What writing Lose This Skin means to me by Jerry Sykes
Jerry Sykes Lose This Skin, Cover

 

Jerry Sykes came to my attention when he won the CWA Short Story Dagger a few years ago. Although he was known before this for his work in Shots’ predecessor; A Shot in the Dark, plus contributions to a slew of anthologies.  When I discovered news of his debut novel ‘Lose this Skin’, I asked Jerry to tell Shots’ readers a little about the novel.

 Ali Karim

I first became aware of Camden Lock in the late 70s when The Clash had their rehearsal space there in an abandoned railway arch. Stranded in rural Yorkshire my friends and I would often talk long into the night about what a magical place the Lock must be to inspire such heroic music. But by the time I finally came to visit the Lock in the early 80s The Clash had long since gone and the area had taken its first tentative steps towards becoming some kind of Disneyland for the casually disenfranchised. Twenty years later the transformation is complete. Every weekend the Lock is flooded with thousands of tourists from all over the world in search of a little pocket hedonism and rebellion-by-proxy. Even the drug dealers who whisper at you from every corner seem to have come straight from central casting.

Behind all this seemingly harmless fun however something far more sinister lurks. Camden Town has one of the biggest drugs problems in the country.
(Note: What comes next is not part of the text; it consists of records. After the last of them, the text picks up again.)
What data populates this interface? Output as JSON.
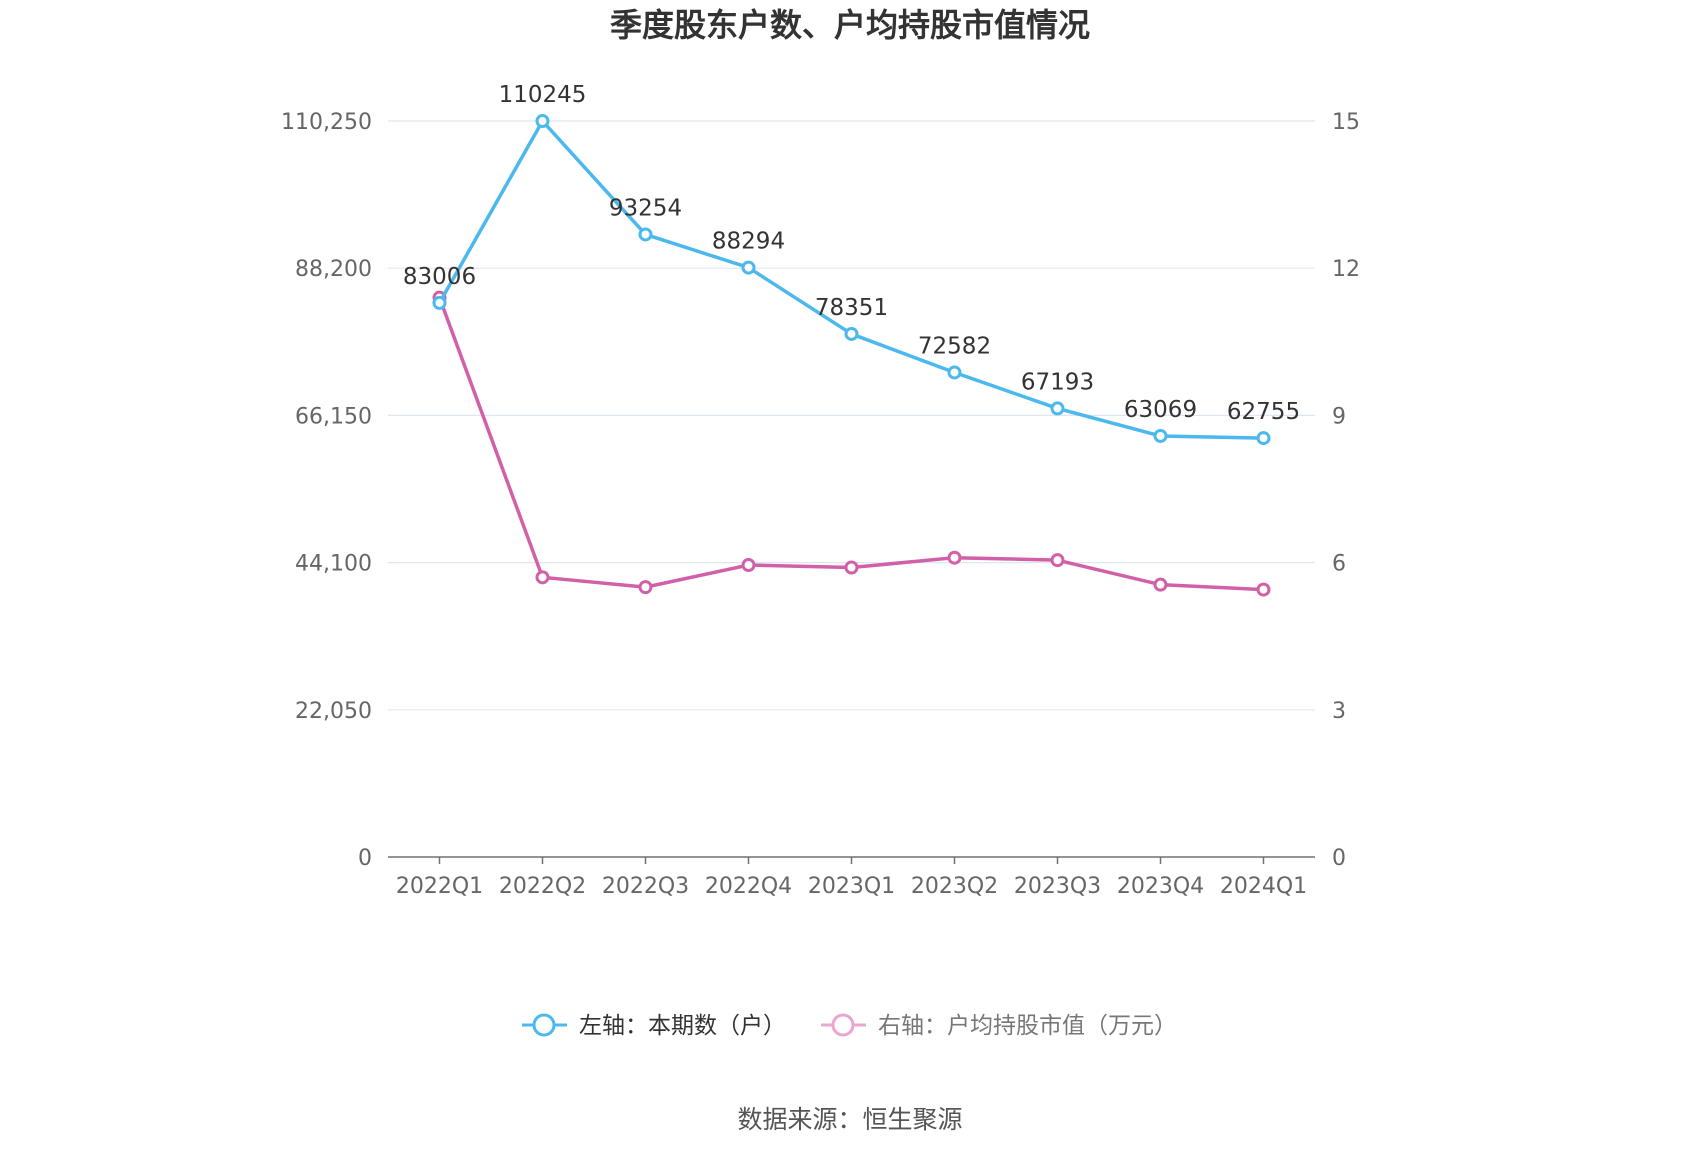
{
  "chart_data": {
    "type": "line",
    "title": "季度股东户数、户均持股市值情况",
    "categories": [
      "2022Q1",
      "2022Q2",
      "2022Q3",
      "2022Q4",
      "2023Q1",
      "2023Q2",
      "2023Q3",
      "2023Q4",
      "2024Q1"
    ],
    "series": [
      {
        "name": "左轴：本期数（户）",
        "axis": "left",
        "color": "#4BB8EE",
        "values": [
          83006,
          110245,
          93254,
          88294,
          78351,
          72582,
          67193,
          63069,
          62755
        ],
        "data_labels": [
          "83006",
          "110245",
          "93254",
          "88294",
          "78351",
          "72582",
          "67193",
          "63069",
          "62755"
        ]
      },
      {
        "name": "右轴：户均持股市值（万元）",
        "axis": "right",
        "color": "#D160A8",
        "values": [
          11.4,
          5.7,
          5.5,
          5.95,
          5.9,
          6.1,
          6.05,
          5.55,
          5.45
        ]
      }
    ],
    "left_axis": {
      "ticks": [
        "0",
        "22,050",
        "44,100",
        "66,150",
        "88,200",
        "110,250"
      ],
      "range": [
        0,
        110250
      ]
    },
    "right_axis": {
      "ticks": [
        "0",
        "3",
        "6",
        "9",
        "12",
        "15"
      ],
      "range": [
        0,
        15
      ]
    },
    "grid": true,
    "legend_position": "bottom"
  },
  "legend": {
    "left_label": "左轴：本期数（户）",
    "right_label": "右轴：户均持股市值（万元）",
    "left_color": "#4BB8EE",
    "right_color": "#E9A6CF"
  },
  "source": "数据来源：恒生聚源"
}
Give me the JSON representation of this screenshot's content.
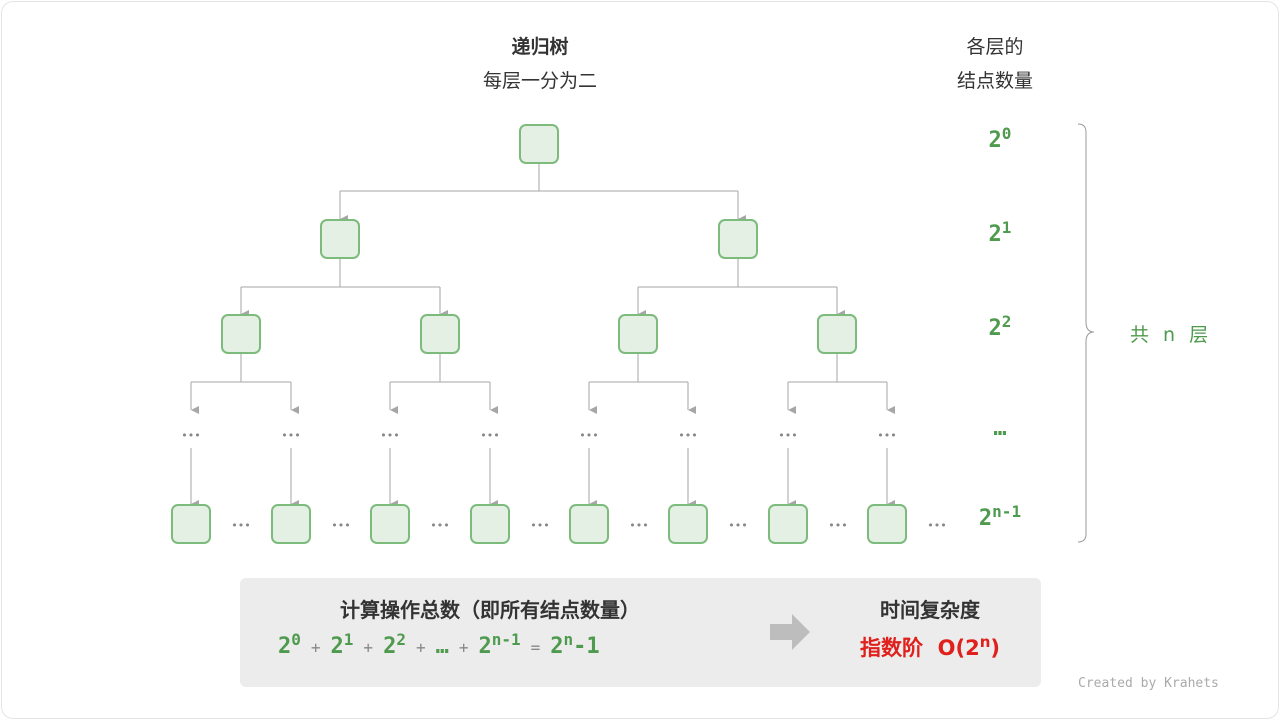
{
  "header": {
    "title": "递归树",
    "subtitle": "每层一分为二",
    "count_title_1": "各层的",
    "count_title_2": "结点数量"
  },
  "levels": [
    {
      "base": "2",
      "exp": "0"
    },
    {
      "base": "2",
      "exp": "1"
    },
    {
      "base": "2",
      "exp": "2"
    },
    {
      "base": "…",
      "exp": ""
    },
    {
      "base": "2",
      "exp": "n-1"
    }
  ],
  "total_levels": "共 n 层",
  "ellipsis": "•••",
  "panel": {
    "ops_title": "计算操作总数（即所有结点数量）",
    "terms": [
      {
        "base": "2",
        "exp": "0"
      },
      {
        "base": "2",
        "exp": "1"
      },
      {
        "base": "2",
        "exp": "2"
      },
      {
        "base": "…",
        "exp": ""
      },
      {
        "base": "2",
        "exp": "n-1"
      }
    ],
    "plus": "+",
    "equals": "=",
    "result_base": "2",
    "result_exp": "n",
    "result_tail": "-1",
    "complexity_title": "时间复杂度",
    "complexity_label": "指数阶",
    "complexity_prefix": "O(2",
    "complexity_exp": "n",
    "complexity_suffix": ")"
  },
  "credit": "Created by Krahets",
  "colors": {
    "node_fill": "#e3f0e3",
    "node_stroke": "#7dbb7d",
    "edge": "#a6a6a6",
    "accent_green": "#4e9a4e",
    "accent_red": "#e0201c"
  }
}
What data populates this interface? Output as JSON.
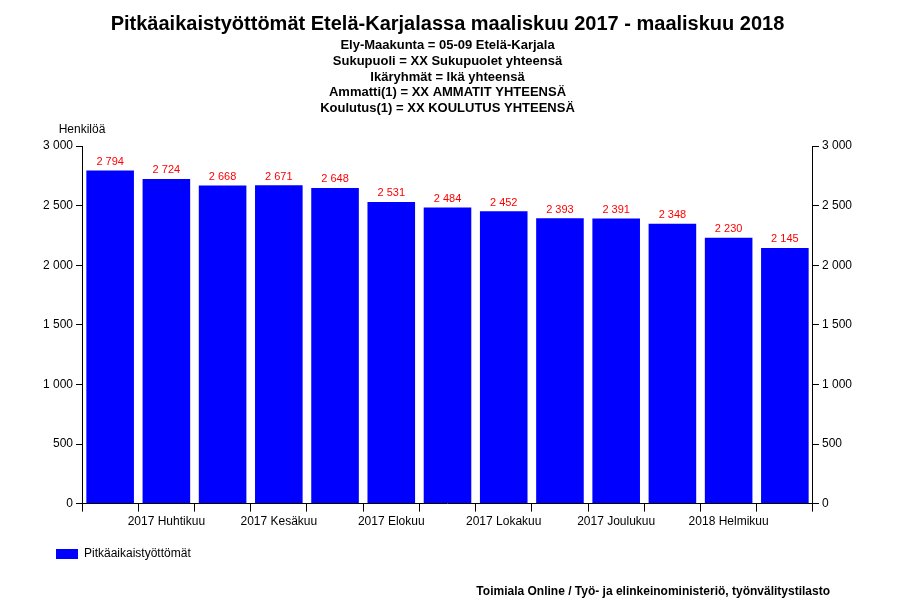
{
  "chart_data": {
    "type": "bar",
    "title": "Pitkäaikaistyöttömät Etelä-Karjalassa maaliskuu 2017 - maaliskuu 2018",
    "subtitle": [
      "Ely-Maakunta = 05-09 Etelä-Karjala",
      "Sukupuoli = XX Sukupuolet yhteensä",
      "Ikäryhmät = Ikä yhteensä",
      "Ammatti(1) = XX AMMATIT YHTEENSÄ",
      "Koulutus(1) = XX KOULUTUS YHTEENSÄ"
    ],
    "y_label": "Henkilöä",
    "source": "Toimiala Online / Työ- ja elinkeinoministeriö, työnvälitystilasto",
    "categories": [
      null,
      "2017 Huhtikuu",
      null,
      "2017 Kesäkuu",
      null,
      "2017 Elokuu",
      null,
      "2017 Lokakuu",
      null,
      "2017 Joulukuu",
      null,
      "2018 Helmikuu",
      null
    ],
    "series": [
      {
        "name": "Pitkäaikaistyöttömät",
        "color": "#0000ff",
        "values": [
          2794,
          2724,
          2668,
          2671,
          2648,
          2531,
          2484,
          2452,
          2393,
          2391,
          2348,
          2230,
          2145
        ],
        "value_labels": [
          "2 794",
          "2 724",
          "2 668",
          "2 671",
          "2 648",
          "2 531",
          "2 484",
          "2 452",
          "2 393",
          "2 391",
          "2 348",
          "2 230",
          "2 145"
        ]
      }
    ],
    "ylim": [
      0,
      3000
    ],
    "yticks": [
      0,
      500,
      {
        "value": 1000,
        "label": "1 000"
      },
      {
        "value": 1500,
        "label": "1 500"
      },
      {
        "value": 2000,
        "label": "2 000"
      },
      {
        "value": 2500,
        "label": "2 500"
      },
      {
        "value": 3000,
        "label": "3 000"
      }
    ],
    "y2lim": [
      0,
      3000
    ],
    "y2ticks": [
      0,
      500,
      {
        "value": 1000,
        "label": "1 000"
      },
      {
        "value": 1500,
        "label": "1 500"
      },
      {
        "value": 2000,
        "label": "2 000"
      },
      {
        "value": 2500,
        "label": "2 500"
      },
      {
        "value": 3000,
        "label": "3 000"
      }
    ],
    "grid": false,
    "legend": "lower left",
    "data_labels": true
  }
}
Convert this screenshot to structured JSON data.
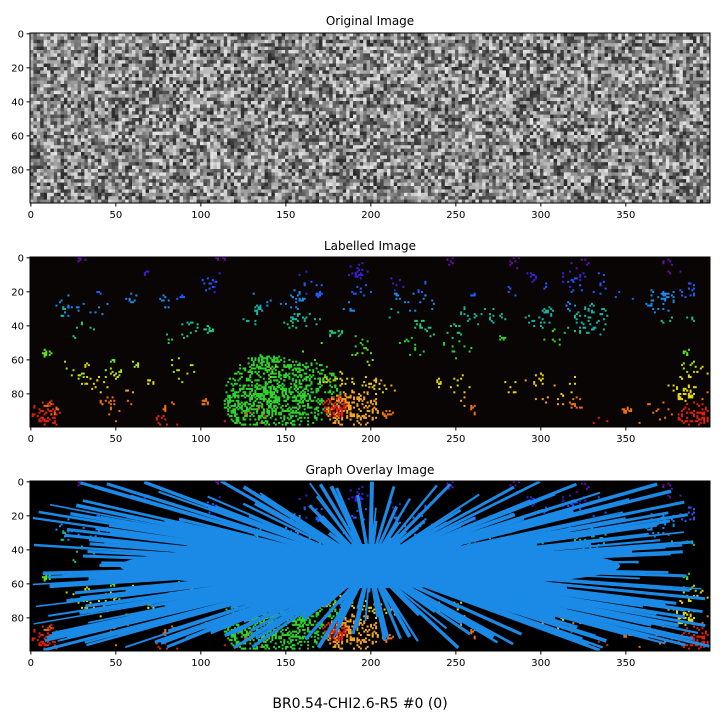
{
  "suptitle": "BR0.54-CHI2.6-R5 #0 (0)",
  "chart_data": [
    {
      "type": "heatmap",
      "title": "Original Image",
      "colormap": "grayscale-noise",
      "image_shape": [
        100,
        400
      ],
      "x_ticks": [
        0,
        50,
        100,
        150,
        200,
        250,
        300,
        350
      ],
      "y_ticks": [
        0,
        20,
        40,
        60,
        80
      ],
      "xlim": [
        0,
        400
      ],
      "ylim": [
        100,
        0
      ]
    },
    {
      "type": "heatmap",
      "title": "Labelled Image",
      "colormap": "label-rainbow-on-black",
      "image_shape": [
        100,
        400
      ],
      "x_ticks": [
        0,
        50,
        100,
        150,
        200,
        250,
        300,
        350
      ],
      "y_ticks": [
        0,
        20,
        40,
        60,
        80
      ],
      "xlim": [
        0,
        400
      ],
      "ylim": [
        100,
        0
      ]
    },
    {
      "type": "heatmap",
      "title": "Graph Overlay Image",
      "colormap": "label-rainbow-on-black with blue graph edges",
      "image_shape": [
        100,
        400
      ],
      "graph_center": [
        200,
        50
      ],
      "edge_color": "#1a8ae6",
      "x_ticks": [
        0,
        50,
        100,
        150,
        200,
        250,
        300,
        350
      ],
      "y_ticks": [
        0,
        20,
        40,
        60,
        80
      ],
      "xlim": [
        0,
        400
      ],
      "ylim": [
        100,
        0
      ]
    }
  ]
}
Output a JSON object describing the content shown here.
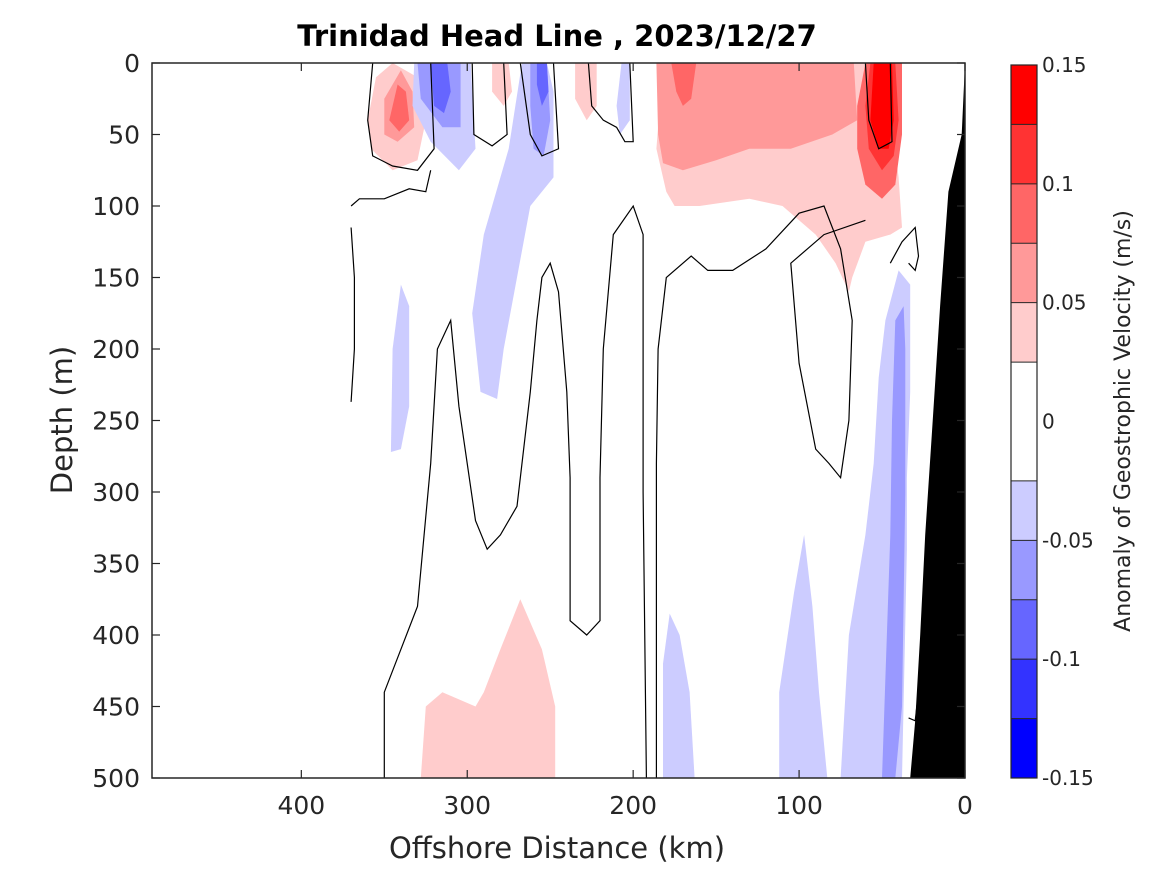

But in a world that pays Kate Moss ten times more than she was being paid before the tabloids dubbed her Cocaine Kate it is hard not to believe that the authorities are turning a blind eye in order to keep the tourist dollars rolling in.

This is all pure speculation of course but it was this idea that inspired me to write Lose this Skin. After publishing some two dozen short stories over the last few years - and winning two CWA Short Story Daggers in the process - here at last was something I felt I could get my debut novelistic teeth stuck into.

As a reader I have always been drawn to the loner but at the same time have never felt totally comfortable with the idea of a British PI. So when it came to creating my own leading man I felt that I needed a good reason for him to be acting alone. Eventually I came up with the idea of a cop on sick leave after being shot in a drive-by shooting with the shooter still out there in the night... He is finally pulled away from his own brooding when an old friend asks him to look into the death of her son. The boy had been killed under the wheels of a police car and the official line is that it was an accident but his mother thinks differently.